By Babafemi Ojudu
I woke up this morning and took a look back at my journey through life. Suddenly a rush of memory took me to a man who I worked with for many years and who by a stroke of action, an ingenious one at that “saved me from being tried as an accessory after the fact of a coup”. That charge, which itself was ingenious, saw men and women who never bore arms being arrested, charged, tried, and sentenced to life imprisonment by the Abacha regime.
I escaped this fate by a whisker. Kunle Ajibade, my friend, brother, and collaborator was not so lucky. He was arrested and taken away for three and a half years as an accessory after the fact.

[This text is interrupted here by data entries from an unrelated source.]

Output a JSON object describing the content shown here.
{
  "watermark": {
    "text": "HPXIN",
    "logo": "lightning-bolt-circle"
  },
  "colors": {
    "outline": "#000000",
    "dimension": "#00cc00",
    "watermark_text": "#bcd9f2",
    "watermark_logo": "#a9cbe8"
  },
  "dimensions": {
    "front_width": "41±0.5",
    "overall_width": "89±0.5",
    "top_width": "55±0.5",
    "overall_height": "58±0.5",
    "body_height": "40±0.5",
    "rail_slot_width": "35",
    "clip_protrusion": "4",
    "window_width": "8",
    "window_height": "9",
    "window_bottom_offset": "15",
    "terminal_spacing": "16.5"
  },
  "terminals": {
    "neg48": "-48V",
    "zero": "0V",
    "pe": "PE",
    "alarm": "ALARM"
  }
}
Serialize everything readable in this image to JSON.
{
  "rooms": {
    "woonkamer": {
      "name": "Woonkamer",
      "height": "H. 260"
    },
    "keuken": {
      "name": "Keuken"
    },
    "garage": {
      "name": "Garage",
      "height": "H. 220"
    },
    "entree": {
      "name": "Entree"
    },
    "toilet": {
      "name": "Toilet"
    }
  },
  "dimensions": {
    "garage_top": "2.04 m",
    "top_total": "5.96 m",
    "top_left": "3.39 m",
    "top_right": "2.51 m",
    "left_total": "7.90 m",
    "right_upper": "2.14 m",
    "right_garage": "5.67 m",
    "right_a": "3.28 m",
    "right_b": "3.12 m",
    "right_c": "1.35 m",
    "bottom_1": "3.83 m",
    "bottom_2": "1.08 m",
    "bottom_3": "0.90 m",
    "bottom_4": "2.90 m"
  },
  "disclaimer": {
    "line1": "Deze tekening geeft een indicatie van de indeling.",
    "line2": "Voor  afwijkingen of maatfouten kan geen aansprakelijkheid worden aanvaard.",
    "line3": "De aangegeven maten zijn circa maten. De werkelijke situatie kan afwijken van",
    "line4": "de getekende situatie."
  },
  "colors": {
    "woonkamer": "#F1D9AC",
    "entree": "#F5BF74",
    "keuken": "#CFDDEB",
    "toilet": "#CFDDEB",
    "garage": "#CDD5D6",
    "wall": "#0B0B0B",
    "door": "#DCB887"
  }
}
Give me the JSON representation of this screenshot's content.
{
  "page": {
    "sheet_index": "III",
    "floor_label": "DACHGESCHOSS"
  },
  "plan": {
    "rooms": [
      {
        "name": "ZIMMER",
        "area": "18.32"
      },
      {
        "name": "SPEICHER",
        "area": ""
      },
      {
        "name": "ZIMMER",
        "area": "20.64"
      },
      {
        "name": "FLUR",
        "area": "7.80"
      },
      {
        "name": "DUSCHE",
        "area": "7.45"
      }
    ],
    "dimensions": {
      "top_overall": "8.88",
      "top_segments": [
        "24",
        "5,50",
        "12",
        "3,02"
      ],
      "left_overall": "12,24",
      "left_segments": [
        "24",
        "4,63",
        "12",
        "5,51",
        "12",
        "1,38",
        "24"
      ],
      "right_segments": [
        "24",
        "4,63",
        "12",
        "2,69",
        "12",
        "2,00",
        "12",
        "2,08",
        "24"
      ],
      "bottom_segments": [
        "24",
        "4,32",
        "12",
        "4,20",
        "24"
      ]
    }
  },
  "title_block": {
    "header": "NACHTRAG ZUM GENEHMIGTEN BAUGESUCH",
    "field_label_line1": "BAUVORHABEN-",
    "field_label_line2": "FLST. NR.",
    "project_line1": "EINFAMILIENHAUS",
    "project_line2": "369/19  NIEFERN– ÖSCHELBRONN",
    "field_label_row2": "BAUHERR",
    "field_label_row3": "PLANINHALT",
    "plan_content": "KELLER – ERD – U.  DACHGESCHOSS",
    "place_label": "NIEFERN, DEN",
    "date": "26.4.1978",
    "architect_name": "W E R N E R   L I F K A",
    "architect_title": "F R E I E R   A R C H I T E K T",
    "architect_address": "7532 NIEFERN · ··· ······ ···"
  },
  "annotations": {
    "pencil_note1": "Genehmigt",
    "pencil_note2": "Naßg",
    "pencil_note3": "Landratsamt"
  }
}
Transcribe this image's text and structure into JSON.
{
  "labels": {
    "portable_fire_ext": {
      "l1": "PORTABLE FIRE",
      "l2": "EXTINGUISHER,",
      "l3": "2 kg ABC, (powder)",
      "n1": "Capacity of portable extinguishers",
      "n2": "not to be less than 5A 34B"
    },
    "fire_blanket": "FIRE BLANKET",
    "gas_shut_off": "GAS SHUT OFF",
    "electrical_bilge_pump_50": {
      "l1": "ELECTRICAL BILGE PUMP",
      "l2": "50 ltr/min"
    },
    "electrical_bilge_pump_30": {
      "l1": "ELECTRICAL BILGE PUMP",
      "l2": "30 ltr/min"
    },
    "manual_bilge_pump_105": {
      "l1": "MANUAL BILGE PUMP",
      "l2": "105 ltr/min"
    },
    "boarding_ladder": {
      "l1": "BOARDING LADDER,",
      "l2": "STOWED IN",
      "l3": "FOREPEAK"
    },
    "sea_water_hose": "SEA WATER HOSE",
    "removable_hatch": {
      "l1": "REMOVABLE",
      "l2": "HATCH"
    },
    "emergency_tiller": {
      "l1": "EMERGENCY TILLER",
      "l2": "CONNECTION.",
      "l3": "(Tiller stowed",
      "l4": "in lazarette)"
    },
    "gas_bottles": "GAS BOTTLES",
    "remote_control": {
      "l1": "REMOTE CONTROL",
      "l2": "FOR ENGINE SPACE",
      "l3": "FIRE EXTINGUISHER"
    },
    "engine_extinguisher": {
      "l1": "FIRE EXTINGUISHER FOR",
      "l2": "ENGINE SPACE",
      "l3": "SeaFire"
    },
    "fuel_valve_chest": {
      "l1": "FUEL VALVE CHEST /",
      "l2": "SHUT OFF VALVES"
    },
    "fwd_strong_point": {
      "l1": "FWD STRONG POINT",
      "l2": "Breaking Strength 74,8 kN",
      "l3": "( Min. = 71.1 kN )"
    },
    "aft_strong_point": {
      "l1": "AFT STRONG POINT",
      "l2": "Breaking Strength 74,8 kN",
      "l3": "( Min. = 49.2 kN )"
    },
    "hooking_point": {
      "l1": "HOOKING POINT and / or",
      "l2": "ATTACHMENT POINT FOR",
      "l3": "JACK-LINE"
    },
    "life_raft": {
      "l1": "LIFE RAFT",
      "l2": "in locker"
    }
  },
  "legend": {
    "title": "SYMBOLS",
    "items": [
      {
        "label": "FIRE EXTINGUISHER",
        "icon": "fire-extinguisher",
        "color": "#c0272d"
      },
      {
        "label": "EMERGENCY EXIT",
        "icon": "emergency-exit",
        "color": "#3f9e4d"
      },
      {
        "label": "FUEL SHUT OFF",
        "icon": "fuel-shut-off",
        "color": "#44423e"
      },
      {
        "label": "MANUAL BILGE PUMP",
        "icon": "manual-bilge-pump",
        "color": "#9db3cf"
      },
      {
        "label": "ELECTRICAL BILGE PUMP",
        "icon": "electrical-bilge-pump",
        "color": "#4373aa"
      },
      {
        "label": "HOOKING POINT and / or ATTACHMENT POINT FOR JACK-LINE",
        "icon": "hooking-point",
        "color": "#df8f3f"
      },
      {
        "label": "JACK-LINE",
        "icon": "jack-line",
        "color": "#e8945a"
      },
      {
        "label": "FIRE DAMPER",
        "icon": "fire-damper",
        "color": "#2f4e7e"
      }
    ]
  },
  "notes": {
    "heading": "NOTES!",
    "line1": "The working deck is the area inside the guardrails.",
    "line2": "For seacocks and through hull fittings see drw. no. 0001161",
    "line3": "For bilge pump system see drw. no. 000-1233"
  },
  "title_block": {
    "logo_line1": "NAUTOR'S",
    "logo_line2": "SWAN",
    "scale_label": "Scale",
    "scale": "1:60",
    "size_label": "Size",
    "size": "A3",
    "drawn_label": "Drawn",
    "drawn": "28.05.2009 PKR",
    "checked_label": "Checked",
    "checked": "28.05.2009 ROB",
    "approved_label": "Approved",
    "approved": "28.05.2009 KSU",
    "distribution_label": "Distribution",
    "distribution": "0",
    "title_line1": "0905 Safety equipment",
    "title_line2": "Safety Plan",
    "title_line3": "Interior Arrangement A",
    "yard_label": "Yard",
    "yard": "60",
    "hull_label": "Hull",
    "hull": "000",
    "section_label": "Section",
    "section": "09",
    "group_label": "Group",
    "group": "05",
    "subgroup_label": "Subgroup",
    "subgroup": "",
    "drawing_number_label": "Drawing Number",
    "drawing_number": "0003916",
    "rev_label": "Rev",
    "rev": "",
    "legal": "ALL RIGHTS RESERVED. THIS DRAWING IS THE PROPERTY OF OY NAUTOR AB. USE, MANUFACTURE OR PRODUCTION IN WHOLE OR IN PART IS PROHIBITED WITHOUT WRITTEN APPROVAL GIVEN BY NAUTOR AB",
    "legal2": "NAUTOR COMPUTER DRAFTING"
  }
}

Now my story. General Abacha’s security agents were miffed by our categorization of the coup, for which they arrested Obasanjo, Diya, Yaradua and other military chiefs, as “phantom coup”. They were out for a pound of flesh. In our crusade, we had tried to justify this label and get justice for the “coupists”. We stumbled on the defence presented by Obasanjo before the military panel and published same. Hell was let loose and the search for the “accessories “ became intense.
On a sweltering afternoon, l left the office to pick my first son from a kindergarten just about 300 meters away from my office in Ogba, Lagos. I took Sunkanmi home and decide to have a nap. I woke up two hours later, showered and changed to a short, a T shirt and a face cap. Why this casual dress? A divine guide has always been in charge of my actions. I went to my office to coordinate editorial activities for that evening.
As I approached the gate, it was flung open before the gateman had a chance to open it. That informed my hunch that something not quite right. I drove in and packed.
As I approached the reception area, there were about six strange looking men. As I was trying to assess what was happening, who but Monday Emoni, editor of The News came in.
“Who are you looking for? If it is Mr Bayo Onanuga he is not around”, he said.
My senses quickly sensed danger. In the twinkle of an eye, I recognized this as a coded message. I immediately responded “Yes. I am looking for Bayo Onanuga”. “Mr Onanuga gave me his car for repairs and has failed to bring the money to buy the parts. I am therefore returning the car,” I slammed the key on the reception desk and fled to the street before they realized the man they were looking for had played a trick on them. I was far away from the scene before they discovered my identity after rummaging through the car.
In anger, they pounced on Monday Emoni and took him away to be interrogated, tortured and detained. On his way to detention, I was told he engaged them in a dialogue:
Emoni: What do you want the world to say when they are told you have arrested a Photographer?
Security Men: We do not care what the world says.
A few days later, they returned and ‘captured‘ Mr Kunle Ajibade. They took him through that excruciating process of torture, trial, and three and half years in a Makurdi prison.
Emoni was detained, I think, for several days before they let him go. Thank you Emoni. God bless you and all of our staff who went through all of those heady days with us. Dangerous days they were.